LA VENTE DE CARTE ENTRE AGENTS COMMERCIAUX

Pendant longtemps, le droit reconnu à l’agent commercial de vendre ses « cartes » à un successeur a fait partie des usages professionnels. Il aura fallu attendre la loi du 25 juin 1991 relative aux rapports entre les agents commerciaux et leurs mandants, codifiée par les articles L134 à L134-17 du Code de Commerce pour que le législateur, fort discrètement, consacre l’existence de ce droit. En effet, il n’a pas fait l’objet de la rédaction d’un article spécial et il est simplement évoqué dans l’article L134-13 du Code de Commerce qui traite des circonstances qui privent l’agent commercial de l’indemnité de cessation de mandat prévue par l’article L134-12 du même Code.

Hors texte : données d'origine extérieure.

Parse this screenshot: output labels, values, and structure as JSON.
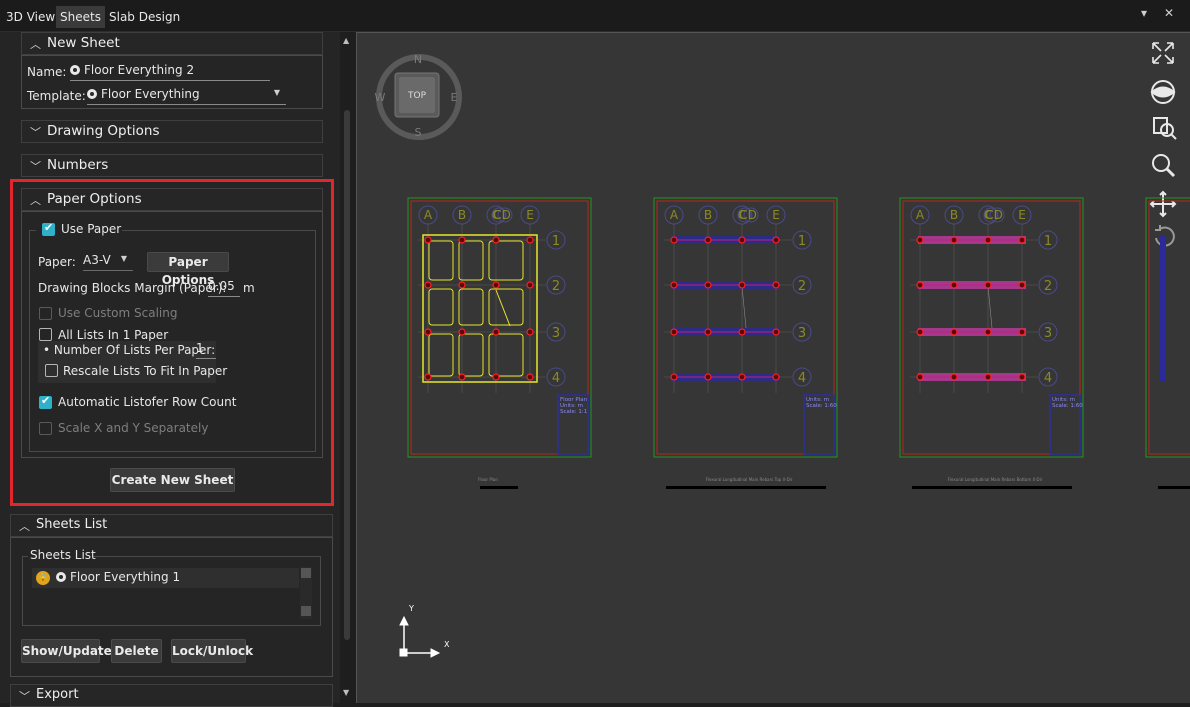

L’article L134-13-3 du Code de Commerce dispose schématiquement que l’indemnité de cessation de mandat n’est pas due dans le cas où « …selon un accord avec le mandant, l’agent commercial cède à un tiers les droits et obligations qu’il détient en vertu du contrat d’agence ». Mais cette évocation pour le moins sibylline est largement suffisante pour consacrer l’existence du droit de présentation d’un successeur et réglementer son exercice.

Tout d’abord, en raison du caractère « intuitu personae » du contrat (conclu en raison de la personne), l’agent doit obligatoirement présenter le candidat à sa succession à l’agrément du mandant. A défaut de respecter cette formalité, l’agent commercial est jugé responsable de la cessation du mandat et privé des indemnités prévues par les articles L134-11 et L134-12 du Code de Commerce (CA AIX-EN-PROVENCE 18 juin 1999 GRANIER/WATERAIR INDUSTRIES, arrêt n° 432 ; CA COLMAR 16 mai 2007 TOLPLEX/JOHNER, arrêt n° 404/2005).

Ensuite, l’opération ne peut avoir pour effet de modifier le contenu du mandat cédé. C’est la convention qui est vendue par l’agent à son successeur qui devient ainsi titulaire des droits et obligations cédés. Dans ces conditions, le mandant ne peut monnayer son agrément en exigeant des modifications du mandat (limitation de son objet, du territoire géographique, baisse du taux de commissions, etc…).

Le mandant ne peut refuser discrétionnairement d’agréer le successeur proposé. Il doit justifier son refus par des motifs légitimes et sérieux qui doivent tenir à la personne de son successeur et non à celle du cédant. Par exemple, le mandant n’est pas fondé à refuser son agrément en raison des prétendus mauvais résultats ou de la baisse du chiffre d’affaires enregistré par le cédant (CA NÎMES 12 avril 2012 ROCHON/ TECHNISOL, arrêt n° 197 ; CA AIX-EN-PROVENCE 8 mars 2007 BIESSE/REPPCO, arrêt n° 2007/131 ; 1er juillet 2005 UNE FLEUR EN PLUS/REPPCO, arrêt n° 2005/392).

Comme l’explique très justement la Cour de Cassation dans un arrêt ancien mais toujours d’actualité (Cass. Com. 12 juin 1967, JCP Ed Générale 1968, 15389), le refus d’agréer le successeur doit être justifié par « …une insuffisance réelle et prouvée, au point de vue professionnel ou moral, du successeur désigné ». Le mandant doit donc fonder sa décision sur les capacités professionnelles du successeur, les moyens de son agence commerciale, ses autres mandats de représentation, sa connaissance et sa pratique de la clientèle, son honorabilité, etc…

Si le refus d’agréer un successeur présenté n’est pas justifié par des raisons légitimes et sérieuses ou si le mandant s’oppose à toute cession en paralysant ainsi l’exercice de ce droit, il provoque alors la cessation du contrat et doit en indemniser l’agent commercial (Cass. Com. 1er février 2000, pourvoi n° 97-17701 ; 11 décembre 1990, pourvoi n° 89-19233 ; 17 février 1987, pourvoi n° 85-11952). En pareille circonstance, la jurisprudence considère que la fin des relations contractuelles est à l’initiative du mandant qui est alors condamné à verser à l’agent commercial l’indemnité de cessation de mandat prévue par l’article L134-12 du Code de Commerce (Cass. Com. 9 décembre 2014, pourvoi n° 13-23309 ; 7 juillet 2009, pourvoi n° 08-16892).

Enfin, il doit être rappelé qu’en application de l’article L134-16 du Code de Commerce, ce droit est d’ordre public. Autrement dit, toute clause contractuelle qui y dérogerait au détriment de l’agent commercial serait réputée non-écrite par les tribunaux. En revanche, rien n’interdit aux parties d’organiser contractuellement l’exercice de ce droit. Il est ainsi possible de prévoir le nombre de candidat que l’agent pourra présenter et la durée dans laquelle le mandant devra prendre position.